Alle kohlenstoffarme Energieträger nutzen
Um den Klimawandel zu bekämpfen, benötigen wir alle kohlenstoffarmen Optionen, so wie es der IPCC, das Klimagremium der Vereinten Nationen, in seinen vier Szenarien in seinem Sonderbericht zur Erreichung des Ziels von 1,5 Grad Celsius vorschlägt.

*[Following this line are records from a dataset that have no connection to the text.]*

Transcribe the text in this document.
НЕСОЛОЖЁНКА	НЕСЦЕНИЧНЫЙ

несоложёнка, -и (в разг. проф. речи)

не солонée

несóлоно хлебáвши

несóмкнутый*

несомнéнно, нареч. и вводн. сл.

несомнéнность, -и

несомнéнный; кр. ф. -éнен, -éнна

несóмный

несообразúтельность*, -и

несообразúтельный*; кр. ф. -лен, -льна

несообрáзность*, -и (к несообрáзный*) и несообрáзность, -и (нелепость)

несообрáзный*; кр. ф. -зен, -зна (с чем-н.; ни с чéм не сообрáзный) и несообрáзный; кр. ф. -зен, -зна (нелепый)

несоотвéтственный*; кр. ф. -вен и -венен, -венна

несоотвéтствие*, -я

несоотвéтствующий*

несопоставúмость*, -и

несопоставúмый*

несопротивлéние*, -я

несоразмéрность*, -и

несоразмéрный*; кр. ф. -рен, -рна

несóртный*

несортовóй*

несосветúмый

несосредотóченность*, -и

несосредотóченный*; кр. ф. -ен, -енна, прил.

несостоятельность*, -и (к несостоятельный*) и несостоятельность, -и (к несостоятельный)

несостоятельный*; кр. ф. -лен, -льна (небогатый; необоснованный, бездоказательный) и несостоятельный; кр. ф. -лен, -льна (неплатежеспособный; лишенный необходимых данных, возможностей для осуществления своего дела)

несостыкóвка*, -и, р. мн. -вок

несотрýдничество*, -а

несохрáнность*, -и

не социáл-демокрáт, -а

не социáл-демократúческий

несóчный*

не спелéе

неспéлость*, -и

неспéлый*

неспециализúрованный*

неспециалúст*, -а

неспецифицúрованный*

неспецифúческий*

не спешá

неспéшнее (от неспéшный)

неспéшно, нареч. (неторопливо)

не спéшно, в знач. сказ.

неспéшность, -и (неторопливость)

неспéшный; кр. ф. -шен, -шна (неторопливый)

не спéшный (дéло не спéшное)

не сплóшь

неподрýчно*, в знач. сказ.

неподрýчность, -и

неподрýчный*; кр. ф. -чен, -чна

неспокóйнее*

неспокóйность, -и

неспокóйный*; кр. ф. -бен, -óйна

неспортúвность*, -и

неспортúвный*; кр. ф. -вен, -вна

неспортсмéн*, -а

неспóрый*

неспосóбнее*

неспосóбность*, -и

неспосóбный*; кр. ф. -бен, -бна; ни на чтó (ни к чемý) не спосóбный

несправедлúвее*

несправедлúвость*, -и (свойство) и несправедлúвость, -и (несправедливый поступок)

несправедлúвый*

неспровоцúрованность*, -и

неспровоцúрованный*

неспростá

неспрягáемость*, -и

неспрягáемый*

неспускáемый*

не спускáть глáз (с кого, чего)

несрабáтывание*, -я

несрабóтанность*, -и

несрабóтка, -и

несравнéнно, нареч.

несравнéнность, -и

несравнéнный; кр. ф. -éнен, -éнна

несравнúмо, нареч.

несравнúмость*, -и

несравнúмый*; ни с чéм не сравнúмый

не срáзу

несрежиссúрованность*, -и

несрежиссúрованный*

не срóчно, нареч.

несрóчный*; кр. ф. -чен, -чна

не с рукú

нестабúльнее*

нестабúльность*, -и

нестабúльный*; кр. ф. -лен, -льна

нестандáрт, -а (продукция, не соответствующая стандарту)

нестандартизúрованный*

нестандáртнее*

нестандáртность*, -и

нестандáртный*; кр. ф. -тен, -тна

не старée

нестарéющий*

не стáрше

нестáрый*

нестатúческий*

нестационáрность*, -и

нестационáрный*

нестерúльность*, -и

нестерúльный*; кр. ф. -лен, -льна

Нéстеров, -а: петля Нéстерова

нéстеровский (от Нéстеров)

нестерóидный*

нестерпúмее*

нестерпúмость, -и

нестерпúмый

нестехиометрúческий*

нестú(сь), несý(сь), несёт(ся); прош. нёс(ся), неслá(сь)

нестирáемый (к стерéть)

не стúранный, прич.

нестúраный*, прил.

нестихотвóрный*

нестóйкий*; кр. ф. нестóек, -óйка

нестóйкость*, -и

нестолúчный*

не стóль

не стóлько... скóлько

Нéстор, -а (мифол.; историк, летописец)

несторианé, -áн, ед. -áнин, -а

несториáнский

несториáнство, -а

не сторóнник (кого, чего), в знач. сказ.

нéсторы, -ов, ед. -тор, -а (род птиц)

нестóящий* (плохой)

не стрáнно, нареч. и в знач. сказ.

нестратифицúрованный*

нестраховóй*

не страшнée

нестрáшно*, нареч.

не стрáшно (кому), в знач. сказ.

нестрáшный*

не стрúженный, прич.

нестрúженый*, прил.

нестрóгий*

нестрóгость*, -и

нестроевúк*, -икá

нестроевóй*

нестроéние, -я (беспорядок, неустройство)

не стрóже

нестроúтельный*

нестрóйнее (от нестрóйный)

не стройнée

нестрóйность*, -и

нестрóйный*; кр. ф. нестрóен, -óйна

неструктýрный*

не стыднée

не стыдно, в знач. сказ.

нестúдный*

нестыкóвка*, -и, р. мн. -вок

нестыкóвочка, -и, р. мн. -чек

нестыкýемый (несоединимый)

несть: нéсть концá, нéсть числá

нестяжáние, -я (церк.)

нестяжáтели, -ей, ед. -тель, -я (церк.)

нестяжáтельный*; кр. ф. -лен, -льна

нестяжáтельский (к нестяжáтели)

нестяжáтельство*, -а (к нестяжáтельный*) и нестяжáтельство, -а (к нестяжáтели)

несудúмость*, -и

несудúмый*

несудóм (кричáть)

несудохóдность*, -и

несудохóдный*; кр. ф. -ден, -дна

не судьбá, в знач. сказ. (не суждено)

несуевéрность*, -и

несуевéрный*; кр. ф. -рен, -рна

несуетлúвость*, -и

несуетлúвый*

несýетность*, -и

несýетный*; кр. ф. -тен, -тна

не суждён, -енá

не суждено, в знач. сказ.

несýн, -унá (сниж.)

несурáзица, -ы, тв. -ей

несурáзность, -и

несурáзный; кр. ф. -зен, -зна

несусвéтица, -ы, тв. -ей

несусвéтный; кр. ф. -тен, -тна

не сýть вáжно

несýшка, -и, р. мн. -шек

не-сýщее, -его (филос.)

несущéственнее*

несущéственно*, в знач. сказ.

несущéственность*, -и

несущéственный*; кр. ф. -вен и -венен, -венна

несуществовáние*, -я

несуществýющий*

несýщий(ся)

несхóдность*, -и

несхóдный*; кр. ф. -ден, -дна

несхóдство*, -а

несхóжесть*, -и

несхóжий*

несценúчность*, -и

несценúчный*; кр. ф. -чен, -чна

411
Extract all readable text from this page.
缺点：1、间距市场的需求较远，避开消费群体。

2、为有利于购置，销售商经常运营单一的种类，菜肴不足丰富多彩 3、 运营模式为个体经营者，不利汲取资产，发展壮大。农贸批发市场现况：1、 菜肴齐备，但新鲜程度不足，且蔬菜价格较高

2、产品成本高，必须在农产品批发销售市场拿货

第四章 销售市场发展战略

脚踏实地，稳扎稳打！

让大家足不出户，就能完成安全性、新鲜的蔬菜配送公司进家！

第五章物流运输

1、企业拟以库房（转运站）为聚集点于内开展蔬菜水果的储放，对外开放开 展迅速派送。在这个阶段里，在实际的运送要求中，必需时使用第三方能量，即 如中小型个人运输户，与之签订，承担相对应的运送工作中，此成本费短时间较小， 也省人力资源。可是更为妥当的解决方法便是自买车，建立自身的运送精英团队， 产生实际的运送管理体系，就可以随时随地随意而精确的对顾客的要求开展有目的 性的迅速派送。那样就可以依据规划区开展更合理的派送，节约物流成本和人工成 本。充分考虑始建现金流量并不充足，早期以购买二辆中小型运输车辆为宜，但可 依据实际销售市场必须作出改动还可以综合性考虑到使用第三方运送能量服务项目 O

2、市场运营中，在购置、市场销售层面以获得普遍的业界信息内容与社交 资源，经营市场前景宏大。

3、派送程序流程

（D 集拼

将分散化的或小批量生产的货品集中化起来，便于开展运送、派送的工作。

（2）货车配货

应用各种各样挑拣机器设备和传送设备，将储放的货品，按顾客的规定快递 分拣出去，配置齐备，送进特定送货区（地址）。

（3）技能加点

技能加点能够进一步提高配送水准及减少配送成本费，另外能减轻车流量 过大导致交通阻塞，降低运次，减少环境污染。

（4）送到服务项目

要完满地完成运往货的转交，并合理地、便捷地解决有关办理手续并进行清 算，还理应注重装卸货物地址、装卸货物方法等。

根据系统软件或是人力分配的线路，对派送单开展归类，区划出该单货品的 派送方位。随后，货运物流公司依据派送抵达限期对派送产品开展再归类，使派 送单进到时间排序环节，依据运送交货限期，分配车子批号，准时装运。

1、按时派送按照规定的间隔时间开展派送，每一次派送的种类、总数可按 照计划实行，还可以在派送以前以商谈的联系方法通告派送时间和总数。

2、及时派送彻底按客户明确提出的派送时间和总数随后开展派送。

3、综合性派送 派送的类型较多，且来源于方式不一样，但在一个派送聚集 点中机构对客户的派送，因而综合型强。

Erneuerbare Energien sind nur ein Teil der Lösung. Alle anderen kohlenstoffarmen Technologien, einschließlich Kernkraft, Wasserkraft und Erdwärme, müssen Teil des Energiemixes sein. Wir müssen die Denkweise des späten 20. Jahrhunderts und die Fehler der Eltern und Großeltern von Greta Thunbergs Generation mit ihren Anti-Atomkraft-Dogmen hinter uns bringen und tatsächlich lösungsorientiert nach vorne schauen. Wenn wir das nicht tun, wird Deutschland weiterhin zu den größten Klimasündern gehören, die es versäumt, die Herausforderung des Jahrhunderts anzugehen.